Bibian Aguirre signed up for a wait list for a child-care centre in Toronto while she was pregnant with her daughter, worried that she might not be able to get a spot.
The mother of two says she was told it would be "next to impossible" to find a place for her now 15-month-old daughter at a daycare centre in January 2023.
Aguirre finally did find those daycare spaces starting in January at a centre that has opted into the $10-a-day child-care program. But she says she's unsure when those reduced fees will be kicking in. Until then, she still has to pay $1,800 per month for her youngest child, in addition to $800 a month for her four-year-old daughter, who requires before and after care during the school year.
"Daycare expenses can make up to half of our income," Aguirre said. "My concern is that they do it fast, [so] everyone will be able to benefit from the program."
The national program that the province signed onto will see fees lowered to an average of $10 a day by 2025. Aguirre is just one of many Toronto parents hoping it will help them afford child-care in the city. However, in a new report released Monday on the Ford government's spending plan, the province's financial watchdog estimates that Ontario will not be able to meet the demand for child-care spaces.

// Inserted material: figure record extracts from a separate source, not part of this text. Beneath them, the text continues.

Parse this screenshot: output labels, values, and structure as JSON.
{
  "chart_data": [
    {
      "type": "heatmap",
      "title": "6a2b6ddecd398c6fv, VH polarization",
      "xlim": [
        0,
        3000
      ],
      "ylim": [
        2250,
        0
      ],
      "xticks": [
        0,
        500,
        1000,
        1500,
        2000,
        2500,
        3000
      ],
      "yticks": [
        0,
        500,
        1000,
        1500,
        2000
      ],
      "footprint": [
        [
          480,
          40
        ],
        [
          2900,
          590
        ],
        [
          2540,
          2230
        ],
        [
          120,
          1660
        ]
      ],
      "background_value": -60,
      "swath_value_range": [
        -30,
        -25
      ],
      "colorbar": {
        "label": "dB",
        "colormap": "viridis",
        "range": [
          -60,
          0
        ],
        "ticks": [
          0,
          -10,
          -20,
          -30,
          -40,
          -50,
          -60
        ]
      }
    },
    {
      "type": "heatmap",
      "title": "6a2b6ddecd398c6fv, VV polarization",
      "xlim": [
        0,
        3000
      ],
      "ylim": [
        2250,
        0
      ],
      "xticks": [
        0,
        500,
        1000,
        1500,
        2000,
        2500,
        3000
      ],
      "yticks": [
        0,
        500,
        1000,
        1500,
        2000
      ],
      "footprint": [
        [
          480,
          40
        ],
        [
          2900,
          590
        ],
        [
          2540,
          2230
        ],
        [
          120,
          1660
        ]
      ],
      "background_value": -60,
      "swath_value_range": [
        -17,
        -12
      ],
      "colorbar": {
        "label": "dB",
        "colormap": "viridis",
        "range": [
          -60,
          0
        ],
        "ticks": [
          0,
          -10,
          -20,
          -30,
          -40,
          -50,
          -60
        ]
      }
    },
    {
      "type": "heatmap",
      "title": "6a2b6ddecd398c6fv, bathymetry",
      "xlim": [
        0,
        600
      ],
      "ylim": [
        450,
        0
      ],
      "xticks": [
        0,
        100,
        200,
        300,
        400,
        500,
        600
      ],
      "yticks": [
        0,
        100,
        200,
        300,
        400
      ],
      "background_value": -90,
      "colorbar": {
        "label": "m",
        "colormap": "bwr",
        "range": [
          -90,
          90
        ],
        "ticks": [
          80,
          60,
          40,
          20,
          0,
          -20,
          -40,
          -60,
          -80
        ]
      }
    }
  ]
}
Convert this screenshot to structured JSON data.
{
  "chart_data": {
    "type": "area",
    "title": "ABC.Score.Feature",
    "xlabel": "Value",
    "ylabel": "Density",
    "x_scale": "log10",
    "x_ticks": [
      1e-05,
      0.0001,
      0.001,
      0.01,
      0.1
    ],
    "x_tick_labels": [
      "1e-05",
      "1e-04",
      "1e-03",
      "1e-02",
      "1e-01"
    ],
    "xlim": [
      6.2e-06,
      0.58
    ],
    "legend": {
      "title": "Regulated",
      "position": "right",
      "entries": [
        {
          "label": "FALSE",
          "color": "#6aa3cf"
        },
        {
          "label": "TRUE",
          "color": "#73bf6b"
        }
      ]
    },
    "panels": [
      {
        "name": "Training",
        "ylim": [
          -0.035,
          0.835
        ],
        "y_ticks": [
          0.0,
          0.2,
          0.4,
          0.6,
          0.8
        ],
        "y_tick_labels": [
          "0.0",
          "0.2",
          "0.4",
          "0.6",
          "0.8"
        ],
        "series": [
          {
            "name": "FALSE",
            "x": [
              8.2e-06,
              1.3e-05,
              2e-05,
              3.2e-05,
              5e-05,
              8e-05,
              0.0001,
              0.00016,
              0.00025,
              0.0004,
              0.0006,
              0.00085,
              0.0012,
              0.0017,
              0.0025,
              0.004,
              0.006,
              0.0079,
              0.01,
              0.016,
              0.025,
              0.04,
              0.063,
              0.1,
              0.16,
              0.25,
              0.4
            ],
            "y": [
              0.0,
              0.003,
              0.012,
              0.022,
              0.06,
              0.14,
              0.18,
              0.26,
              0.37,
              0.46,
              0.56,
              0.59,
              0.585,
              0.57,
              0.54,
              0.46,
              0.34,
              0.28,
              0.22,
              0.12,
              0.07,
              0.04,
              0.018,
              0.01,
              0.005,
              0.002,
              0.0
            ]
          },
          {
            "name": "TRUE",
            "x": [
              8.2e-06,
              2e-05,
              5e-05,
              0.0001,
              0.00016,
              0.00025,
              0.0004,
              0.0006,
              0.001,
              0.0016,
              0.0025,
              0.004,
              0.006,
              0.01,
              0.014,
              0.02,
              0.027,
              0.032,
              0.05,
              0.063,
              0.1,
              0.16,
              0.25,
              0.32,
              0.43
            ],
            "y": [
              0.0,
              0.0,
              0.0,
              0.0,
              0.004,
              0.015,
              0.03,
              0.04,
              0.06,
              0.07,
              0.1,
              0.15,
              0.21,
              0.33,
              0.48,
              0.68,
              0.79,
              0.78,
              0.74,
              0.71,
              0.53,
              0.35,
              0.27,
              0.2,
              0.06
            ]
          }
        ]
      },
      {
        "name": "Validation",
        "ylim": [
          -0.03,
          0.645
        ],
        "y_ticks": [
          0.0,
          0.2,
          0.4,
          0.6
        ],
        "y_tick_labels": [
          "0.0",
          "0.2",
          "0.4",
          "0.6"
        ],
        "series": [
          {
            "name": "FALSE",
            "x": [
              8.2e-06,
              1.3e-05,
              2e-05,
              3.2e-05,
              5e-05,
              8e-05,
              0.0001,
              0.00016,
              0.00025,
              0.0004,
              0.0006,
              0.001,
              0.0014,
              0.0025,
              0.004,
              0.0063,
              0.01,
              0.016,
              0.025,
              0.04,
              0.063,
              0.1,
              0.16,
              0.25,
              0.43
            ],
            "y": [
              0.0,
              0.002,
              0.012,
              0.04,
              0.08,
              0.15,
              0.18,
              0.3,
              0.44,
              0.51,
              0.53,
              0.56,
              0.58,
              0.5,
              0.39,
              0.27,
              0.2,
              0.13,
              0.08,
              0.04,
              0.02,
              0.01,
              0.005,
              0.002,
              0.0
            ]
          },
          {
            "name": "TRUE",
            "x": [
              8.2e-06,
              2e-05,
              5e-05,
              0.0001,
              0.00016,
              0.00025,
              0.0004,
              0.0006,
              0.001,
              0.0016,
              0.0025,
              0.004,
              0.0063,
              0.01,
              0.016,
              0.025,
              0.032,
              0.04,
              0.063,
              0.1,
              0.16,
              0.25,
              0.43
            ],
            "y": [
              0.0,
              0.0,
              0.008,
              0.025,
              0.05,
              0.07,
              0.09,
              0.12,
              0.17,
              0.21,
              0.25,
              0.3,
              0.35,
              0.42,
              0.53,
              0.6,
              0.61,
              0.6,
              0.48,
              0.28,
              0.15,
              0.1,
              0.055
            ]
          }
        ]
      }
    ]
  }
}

Ontario extended the deadline for child-care centres to join the $10-a-day program was extended from Sept.1 to Nov. 1. About 92 per cent of licensed child-care operators in the province have opted into the program, according to the education ministry.
Part of the agreement saw Ontario commit to 86,000 new child-care spaces by the end of 2026, and the government says 33,000 have already been created. But even if that target is met, Ontario's Financial Accountability Office said in its report that "significant excess demand" for the $10-a day program will exceed the number of available spaces.